If Prescott became a free agent as long as he could show the ankle was healed, he probably wouldn't have much trouble getting significant contact, albeit a little less than Deshaun Watson's extension with the Texan. It's not hard to imagine that Prescott would sign a three-year, $ 105 million deal in the open market that would give him the chance to make free choices again at age 30.

There could be up to eight teams in the market for a new quarterback right now, including the 49ers, Bears, Broncos, Colts, Jaguars, Jets, Patriots, and Washington. The Buccaneers, Saints, and Steelers would join in when their future Hall of Famers retires this off-season. Some of those needs are met by draft picks, and the Saints likely won't have enough room to chase Prescott, but there would be a significant market for the former round four pick.

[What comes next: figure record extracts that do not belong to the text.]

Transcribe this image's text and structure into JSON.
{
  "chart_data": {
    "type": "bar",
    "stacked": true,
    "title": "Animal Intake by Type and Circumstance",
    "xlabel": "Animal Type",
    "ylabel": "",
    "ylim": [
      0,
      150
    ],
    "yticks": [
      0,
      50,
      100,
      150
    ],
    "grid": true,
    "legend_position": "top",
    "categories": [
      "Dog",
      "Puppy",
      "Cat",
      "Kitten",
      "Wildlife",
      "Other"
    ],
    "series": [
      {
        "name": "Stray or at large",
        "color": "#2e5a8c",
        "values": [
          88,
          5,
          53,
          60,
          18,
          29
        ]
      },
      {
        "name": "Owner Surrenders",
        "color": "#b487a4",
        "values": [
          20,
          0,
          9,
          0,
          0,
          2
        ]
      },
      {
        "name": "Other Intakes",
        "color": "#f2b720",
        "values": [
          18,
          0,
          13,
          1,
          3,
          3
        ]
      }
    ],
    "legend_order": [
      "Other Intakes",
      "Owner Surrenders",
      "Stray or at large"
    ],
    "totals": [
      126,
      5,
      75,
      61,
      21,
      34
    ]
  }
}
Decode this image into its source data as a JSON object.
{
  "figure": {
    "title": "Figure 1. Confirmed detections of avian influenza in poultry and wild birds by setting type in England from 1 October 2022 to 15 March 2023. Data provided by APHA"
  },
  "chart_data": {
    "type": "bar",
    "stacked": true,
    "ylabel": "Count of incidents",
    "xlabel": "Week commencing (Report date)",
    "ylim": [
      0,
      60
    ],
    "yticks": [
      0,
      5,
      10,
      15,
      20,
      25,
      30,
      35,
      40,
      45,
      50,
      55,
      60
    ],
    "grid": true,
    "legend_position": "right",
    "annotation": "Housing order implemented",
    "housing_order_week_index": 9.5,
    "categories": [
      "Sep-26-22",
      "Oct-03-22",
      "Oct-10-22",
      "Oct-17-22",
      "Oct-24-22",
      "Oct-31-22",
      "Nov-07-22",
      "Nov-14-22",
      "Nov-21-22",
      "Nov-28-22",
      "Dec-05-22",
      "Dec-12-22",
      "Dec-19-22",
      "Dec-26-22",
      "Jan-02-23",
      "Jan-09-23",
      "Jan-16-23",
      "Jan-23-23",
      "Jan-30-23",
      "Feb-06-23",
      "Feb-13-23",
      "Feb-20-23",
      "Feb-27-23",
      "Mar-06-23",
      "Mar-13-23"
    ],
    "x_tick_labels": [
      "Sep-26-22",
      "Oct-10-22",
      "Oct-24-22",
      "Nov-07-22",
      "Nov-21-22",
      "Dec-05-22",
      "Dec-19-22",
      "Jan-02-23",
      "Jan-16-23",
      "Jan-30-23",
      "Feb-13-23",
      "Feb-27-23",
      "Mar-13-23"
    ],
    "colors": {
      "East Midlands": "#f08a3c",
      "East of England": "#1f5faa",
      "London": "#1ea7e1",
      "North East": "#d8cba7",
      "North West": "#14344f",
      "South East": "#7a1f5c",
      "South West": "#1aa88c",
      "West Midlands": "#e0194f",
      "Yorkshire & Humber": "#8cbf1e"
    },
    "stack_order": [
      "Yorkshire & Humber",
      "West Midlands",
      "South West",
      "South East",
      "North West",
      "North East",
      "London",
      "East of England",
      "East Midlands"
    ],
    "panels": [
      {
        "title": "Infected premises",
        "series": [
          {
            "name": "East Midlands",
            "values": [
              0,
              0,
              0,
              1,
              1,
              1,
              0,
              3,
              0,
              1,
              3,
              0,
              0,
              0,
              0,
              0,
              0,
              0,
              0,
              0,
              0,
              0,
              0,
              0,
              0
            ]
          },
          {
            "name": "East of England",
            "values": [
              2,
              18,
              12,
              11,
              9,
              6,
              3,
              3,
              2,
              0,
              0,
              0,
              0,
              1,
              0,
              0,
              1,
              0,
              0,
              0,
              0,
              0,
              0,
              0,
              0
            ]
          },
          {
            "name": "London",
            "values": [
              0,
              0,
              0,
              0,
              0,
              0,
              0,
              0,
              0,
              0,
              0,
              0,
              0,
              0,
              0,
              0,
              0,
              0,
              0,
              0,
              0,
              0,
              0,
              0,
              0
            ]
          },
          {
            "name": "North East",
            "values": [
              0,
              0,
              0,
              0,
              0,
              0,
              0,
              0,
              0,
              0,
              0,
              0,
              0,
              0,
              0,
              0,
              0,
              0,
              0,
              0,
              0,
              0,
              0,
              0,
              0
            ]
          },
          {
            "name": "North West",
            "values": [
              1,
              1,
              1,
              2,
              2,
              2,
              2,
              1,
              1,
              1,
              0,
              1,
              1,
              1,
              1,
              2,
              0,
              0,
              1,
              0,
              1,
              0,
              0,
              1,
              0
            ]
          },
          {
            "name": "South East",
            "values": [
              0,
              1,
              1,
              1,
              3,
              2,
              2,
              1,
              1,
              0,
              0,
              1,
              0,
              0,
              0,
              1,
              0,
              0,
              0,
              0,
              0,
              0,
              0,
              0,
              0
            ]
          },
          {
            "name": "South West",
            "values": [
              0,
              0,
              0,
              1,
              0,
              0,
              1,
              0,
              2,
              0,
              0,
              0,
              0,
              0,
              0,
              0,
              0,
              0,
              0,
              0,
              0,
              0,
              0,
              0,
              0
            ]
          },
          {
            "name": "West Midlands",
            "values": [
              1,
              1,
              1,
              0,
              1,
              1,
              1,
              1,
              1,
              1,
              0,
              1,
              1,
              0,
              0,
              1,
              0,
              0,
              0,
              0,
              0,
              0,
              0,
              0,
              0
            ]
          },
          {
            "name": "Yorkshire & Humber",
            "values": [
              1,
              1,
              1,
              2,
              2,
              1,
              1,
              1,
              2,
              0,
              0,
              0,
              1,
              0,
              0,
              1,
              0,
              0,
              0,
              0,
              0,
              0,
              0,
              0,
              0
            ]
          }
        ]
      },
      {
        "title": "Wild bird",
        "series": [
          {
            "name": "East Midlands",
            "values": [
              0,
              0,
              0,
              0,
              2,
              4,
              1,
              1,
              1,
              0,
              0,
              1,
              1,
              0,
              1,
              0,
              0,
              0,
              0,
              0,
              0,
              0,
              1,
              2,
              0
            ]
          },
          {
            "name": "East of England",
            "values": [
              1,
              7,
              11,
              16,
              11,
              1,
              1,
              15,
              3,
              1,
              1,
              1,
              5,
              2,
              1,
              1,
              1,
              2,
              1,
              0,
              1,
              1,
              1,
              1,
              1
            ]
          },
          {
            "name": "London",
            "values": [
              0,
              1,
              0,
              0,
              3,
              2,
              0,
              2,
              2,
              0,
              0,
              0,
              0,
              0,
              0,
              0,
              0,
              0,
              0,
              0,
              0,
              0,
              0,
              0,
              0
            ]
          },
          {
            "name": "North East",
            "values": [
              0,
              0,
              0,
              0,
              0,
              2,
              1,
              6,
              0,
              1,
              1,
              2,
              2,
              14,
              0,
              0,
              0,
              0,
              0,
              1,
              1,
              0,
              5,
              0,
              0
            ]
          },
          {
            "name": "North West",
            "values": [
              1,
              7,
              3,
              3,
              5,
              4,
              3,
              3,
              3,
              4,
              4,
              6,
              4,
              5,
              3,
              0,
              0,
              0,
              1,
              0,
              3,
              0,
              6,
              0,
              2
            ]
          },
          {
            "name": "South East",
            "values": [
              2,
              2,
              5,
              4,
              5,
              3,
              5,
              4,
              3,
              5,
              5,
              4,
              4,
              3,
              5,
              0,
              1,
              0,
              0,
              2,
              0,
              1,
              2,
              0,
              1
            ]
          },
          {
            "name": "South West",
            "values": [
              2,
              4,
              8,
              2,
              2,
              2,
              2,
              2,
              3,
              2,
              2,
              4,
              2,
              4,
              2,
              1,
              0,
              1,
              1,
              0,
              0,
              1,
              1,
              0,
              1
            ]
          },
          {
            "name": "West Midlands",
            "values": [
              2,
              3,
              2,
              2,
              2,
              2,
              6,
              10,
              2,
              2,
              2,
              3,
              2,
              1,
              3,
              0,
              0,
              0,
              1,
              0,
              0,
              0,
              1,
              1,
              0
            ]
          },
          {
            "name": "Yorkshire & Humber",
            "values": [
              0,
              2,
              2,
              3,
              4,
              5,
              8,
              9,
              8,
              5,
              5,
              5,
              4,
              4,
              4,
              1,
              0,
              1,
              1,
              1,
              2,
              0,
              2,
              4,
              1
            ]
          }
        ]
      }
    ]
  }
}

Prescott had a record-breaking start to the season with three consecutive games that were at least 450 yards long. He started the week with an NFL best of 1,690 yards. Tim Heitman / USA TODAY Sports

Of these teams, the Colts come to mind as the most obvious contender. You will have the cap and a clear path to a starting job since Philip Rivers is on a one-year contract. They value accuracy and are an analytical organization, which suggests they may see more in Prescott than other teams. General Manager Chris Ballard also places great emphasis on character, and Prescott is considered a leader and a great presence in the locker room.

However, the most likely outcome is that not much is changing at all. I still think Prescott is slated for a second franchise day, and it's an outcome that both sides are likely to see as a fair outcome after a tough 2020 campaign. Prescott and the Cowboys were hoping 2020 will be a coronation year with the fifth year quarterback living up to high expectations and leading them to a deep playoff run.

Instead, Prescott's big year ended in mid-October in front of a quarter full AT&T stadium. The season isn't over for Dallas yet, but his dreams of making it to the Super Bowl for the first time since 1995 likely got off on a cart on Sunday night.